Formula (1-19)：R₁For 2-MeO-Ph, R₂For Ph, R₃For H；

Formula (1-20)：R₁For Ph, R₂And R₃Connection forms suberyl, i.e.,

Formula (1-21)：R₁For Ph, R₂For CH₃, R₃For ethyl；

Formula (1-22)：R₁For Ph, R₂For CH₃, R₃For propyl group.

5. according to the method for claim 1, wherein, the aryl in the four aryl boron anions that X is is phenyl or 3,5- bis- (trifluoromethyl) phenyl.

6. according to the method for claim 5, wherein, phosphoric acid anion derived from the biaryl diphenol that X is is shown in following formula One kind in structure：

Formula (6-a)Formula (6-b)Formula (6-c)

Formula (6-d)Formula (6-e)

7. according to the method for claim 6, wherein, X is [OTf]^-、[BF₄]^-、[PF₆]^-、[SbF₆]^-Or shown in formula (6-a) Structure.

8. the method according to claim 11, wherein, X OTf, BF₄、PF₆、SbF₆、NTf₂, BArF, 2,2 '-biphenyl phosphoric acid One kind in anion, (R) -2,2 '-binaphthalene phosphoric acid anion, (S) -2,2 '-binaphthalene phosphoric acid anion and Cl.

9. the method according to claim 11, wherein, the compound of structure shown in formula (1) and the use of the chiral catalyst The mol ratio of amount is 10-2000：1.

10. the method according to claim 11, wherein, the compound of structure shown in formula (1) and the use of the chiral catalyst The mol ratio of amount is 50-1000：1.
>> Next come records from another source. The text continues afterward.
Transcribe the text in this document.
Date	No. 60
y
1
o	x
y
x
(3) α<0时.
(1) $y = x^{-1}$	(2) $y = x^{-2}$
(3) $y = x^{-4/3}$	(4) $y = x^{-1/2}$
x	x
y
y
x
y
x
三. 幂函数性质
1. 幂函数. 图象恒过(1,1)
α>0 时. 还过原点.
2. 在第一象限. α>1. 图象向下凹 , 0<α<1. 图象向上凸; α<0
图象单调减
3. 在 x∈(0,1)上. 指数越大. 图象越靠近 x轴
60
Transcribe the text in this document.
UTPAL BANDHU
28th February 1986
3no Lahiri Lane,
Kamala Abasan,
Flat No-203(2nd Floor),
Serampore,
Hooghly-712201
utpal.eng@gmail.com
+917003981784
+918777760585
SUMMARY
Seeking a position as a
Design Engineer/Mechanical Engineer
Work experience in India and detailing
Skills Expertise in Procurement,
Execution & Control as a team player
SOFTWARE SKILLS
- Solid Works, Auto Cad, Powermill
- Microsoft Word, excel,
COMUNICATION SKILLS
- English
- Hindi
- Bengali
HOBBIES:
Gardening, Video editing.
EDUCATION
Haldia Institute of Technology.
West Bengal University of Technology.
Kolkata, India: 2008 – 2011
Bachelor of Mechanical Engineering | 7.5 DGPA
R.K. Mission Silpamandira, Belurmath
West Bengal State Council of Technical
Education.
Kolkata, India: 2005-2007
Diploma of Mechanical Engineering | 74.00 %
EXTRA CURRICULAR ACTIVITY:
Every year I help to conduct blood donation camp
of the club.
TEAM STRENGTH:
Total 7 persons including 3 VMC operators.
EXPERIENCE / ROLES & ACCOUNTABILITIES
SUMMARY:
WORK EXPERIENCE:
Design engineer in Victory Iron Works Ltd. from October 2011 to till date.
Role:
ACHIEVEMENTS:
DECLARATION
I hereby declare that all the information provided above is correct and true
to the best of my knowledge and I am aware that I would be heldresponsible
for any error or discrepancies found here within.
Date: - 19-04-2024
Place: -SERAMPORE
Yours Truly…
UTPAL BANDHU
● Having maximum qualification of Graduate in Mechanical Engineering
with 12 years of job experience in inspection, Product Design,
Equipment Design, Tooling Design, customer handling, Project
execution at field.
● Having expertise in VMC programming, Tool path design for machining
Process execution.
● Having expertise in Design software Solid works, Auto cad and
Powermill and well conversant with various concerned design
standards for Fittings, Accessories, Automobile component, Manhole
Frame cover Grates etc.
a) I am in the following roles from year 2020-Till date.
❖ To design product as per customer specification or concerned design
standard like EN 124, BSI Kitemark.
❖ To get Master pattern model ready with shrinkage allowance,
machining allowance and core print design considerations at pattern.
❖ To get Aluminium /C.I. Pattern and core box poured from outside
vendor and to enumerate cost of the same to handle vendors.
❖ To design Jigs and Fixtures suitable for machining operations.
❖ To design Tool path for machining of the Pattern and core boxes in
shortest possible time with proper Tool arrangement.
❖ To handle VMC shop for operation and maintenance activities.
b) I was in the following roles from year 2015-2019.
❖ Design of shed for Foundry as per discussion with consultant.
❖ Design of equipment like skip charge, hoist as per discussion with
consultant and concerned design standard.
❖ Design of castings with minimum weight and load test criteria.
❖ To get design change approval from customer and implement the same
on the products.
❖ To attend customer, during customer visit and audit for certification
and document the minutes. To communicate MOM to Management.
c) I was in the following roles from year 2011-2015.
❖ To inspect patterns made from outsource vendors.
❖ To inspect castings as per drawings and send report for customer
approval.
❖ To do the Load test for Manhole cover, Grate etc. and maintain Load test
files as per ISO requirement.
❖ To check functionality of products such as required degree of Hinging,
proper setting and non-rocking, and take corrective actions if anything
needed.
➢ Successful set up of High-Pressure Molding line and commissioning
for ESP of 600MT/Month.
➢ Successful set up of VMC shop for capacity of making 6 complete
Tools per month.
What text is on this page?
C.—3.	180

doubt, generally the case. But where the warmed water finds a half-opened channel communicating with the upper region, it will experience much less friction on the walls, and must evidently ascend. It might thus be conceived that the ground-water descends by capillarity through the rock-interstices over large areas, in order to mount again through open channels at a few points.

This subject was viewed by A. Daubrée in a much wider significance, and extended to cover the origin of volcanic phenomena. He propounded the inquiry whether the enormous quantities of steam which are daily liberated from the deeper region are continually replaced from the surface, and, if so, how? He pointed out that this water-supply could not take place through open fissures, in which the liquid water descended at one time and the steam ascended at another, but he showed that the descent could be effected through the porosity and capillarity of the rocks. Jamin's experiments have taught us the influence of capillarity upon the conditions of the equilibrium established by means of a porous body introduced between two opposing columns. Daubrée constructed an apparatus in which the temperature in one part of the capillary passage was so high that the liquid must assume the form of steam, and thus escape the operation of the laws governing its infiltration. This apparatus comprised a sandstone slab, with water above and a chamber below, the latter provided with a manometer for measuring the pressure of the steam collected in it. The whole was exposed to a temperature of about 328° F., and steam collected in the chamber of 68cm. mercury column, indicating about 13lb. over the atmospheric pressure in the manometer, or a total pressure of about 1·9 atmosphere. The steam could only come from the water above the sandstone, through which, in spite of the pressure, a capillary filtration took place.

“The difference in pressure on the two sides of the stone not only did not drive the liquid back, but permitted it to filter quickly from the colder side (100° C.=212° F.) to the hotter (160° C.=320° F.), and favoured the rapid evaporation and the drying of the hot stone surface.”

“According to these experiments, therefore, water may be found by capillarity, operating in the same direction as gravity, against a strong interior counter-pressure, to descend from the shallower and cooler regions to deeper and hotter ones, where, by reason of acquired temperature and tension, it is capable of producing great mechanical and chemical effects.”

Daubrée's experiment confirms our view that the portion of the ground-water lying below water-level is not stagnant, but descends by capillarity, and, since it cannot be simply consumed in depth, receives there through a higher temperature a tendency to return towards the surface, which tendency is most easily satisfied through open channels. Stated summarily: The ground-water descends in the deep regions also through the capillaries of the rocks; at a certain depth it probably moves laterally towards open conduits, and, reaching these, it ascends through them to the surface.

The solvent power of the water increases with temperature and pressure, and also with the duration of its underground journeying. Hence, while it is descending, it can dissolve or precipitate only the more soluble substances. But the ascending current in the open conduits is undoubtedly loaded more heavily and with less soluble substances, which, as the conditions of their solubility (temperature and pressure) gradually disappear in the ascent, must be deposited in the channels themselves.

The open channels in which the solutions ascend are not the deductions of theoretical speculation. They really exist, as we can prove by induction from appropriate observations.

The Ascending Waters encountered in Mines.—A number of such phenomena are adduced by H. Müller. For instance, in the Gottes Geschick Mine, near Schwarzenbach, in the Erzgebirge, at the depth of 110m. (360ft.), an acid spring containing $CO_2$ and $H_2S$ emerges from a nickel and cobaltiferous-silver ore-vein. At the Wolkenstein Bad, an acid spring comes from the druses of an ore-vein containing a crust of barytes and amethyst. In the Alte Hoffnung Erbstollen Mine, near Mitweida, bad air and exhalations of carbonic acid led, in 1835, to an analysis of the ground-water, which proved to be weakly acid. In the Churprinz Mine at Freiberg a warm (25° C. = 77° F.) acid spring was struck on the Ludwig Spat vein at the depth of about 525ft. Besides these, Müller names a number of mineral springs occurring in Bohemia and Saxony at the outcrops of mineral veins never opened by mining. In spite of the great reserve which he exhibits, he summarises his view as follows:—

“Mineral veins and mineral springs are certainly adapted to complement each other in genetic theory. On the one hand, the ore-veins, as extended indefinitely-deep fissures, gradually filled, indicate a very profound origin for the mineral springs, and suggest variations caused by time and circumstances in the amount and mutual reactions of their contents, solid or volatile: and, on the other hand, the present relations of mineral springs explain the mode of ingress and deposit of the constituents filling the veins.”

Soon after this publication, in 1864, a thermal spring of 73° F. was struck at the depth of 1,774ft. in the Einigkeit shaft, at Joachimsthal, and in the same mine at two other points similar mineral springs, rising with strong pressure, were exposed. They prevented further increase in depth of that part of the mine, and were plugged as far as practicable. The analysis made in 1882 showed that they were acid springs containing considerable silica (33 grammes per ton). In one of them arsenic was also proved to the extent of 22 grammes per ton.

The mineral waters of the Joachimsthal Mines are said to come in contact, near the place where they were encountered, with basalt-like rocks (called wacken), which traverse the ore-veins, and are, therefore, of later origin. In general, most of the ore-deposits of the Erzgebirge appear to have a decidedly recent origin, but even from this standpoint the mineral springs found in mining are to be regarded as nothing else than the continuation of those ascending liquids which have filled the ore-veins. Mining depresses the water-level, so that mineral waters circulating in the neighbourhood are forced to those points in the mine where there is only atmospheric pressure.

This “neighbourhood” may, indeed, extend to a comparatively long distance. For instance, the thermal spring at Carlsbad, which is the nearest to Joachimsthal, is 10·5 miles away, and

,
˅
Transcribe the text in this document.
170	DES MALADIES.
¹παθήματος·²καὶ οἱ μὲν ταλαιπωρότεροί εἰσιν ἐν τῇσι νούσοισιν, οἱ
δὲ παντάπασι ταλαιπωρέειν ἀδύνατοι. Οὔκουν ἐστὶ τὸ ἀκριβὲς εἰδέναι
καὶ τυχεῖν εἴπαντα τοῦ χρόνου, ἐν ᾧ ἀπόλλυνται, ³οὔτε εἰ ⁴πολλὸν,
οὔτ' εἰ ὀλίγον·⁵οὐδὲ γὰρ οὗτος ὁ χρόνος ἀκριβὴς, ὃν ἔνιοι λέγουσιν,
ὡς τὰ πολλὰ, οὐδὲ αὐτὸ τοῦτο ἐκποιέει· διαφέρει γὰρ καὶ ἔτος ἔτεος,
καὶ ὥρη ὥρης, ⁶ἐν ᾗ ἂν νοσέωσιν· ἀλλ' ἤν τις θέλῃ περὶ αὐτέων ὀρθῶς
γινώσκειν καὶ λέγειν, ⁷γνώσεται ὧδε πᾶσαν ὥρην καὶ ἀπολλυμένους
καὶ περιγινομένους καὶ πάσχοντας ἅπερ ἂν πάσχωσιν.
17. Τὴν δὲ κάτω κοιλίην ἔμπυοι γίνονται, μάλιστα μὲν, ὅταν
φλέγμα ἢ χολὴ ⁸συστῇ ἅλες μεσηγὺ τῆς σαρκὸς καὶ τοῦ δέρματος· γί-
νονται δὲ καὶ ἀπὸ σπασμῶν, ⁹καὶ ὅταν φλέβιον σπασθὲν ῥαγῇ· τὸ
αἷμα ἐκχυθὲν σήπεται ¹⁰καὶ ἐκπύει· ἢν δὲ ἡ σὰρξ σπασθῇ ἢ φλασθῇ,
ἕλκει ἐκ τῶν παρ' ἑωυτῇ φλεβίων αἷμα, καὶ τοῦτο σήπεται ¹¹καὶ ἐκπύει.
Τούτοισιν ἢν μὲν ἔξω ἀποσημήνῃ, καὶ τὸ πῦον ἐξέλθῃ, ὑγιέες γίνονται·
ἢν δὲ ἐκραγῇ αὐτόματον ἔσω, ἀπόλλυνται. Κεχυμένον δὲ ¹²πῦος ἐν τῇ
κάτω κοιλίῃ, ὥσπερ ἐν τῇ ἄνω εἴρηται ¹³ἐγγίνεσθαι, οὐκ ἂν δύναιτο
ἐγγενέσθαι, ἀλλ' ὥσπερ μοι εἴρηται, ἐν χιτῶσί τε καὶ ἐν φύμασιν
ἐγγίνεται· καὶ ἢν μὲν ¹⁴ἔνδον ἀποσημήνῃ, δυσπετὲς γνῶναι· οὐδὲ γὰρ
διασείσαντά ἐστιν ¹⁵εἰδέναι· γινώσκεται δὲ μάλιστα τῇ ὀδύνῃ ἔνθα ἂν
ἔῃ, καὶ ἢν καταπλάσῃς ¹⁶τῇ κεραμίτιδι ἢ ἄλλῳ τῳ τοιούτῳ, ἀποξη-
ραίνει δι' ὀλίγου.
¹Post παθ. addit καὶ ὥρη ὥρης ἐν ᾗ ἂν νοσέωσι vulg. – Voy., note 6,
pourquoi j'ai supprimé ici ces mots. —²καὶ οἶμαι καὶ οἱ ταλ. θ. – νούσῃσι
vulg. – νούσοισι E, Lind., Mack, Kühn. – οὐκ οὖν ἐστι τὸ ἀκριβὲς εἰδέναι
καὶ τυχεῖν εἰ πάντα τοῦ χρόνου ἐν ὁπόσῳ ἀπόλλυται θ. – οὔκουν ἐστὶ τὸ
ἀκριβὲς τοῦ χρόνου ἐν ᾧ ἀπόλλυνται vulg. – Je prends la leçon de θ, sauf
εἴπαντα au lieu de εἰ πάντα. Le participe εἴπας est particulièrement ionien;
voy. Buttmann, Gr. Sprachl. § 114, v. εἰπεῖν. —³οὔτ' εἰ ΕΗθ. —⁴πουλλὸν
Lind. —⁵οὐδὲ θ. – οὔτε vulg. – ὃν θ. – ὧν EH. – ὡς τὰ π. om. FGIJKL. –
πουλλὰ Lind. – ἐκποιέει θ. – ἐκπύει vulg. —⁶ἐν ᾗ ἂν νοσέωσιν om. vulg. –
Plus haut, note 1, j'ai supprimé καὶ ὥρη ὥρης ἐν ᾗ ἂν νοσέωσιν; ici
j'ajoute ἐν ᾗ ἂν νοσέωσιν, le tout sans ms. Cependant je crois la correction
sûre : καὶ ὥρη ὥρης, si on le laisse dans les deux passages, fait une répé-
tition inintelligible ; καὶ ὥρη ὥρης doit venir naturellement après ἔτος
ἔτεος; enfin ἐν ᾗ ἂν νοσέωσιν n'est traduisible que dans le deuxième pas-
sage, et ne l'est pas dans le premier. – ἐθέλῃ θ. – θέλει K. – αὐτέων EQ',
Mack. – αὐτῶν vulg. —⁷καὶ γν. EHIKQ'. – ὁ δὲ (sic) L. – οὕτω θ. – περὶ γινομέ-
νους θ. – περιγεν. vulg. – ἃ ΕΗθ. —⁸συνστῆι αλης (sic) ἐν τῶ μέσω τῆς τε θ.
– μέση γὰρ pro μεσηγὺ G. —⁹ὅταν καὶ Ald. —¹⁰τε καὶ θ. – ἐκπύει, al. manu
11. according to the method for claim 1, wherein, the condition of the addition reaction includes：The pressure of hydrogen is 5- 80atm；Temperature is 0-60 DEG C；Time is 2-24 hours.

12. according to the method for claim 1, wherein, the monohydric alcohol of the C1-C10 is methanol, ethanol, propyl alcohol, n-butanol With the one or more in isopropanol.

13. the method according to claim 11, wherein, relative to 1mL solvent, the compound of structure shown in formula (1) Mole dosage is 0.1-1mmol.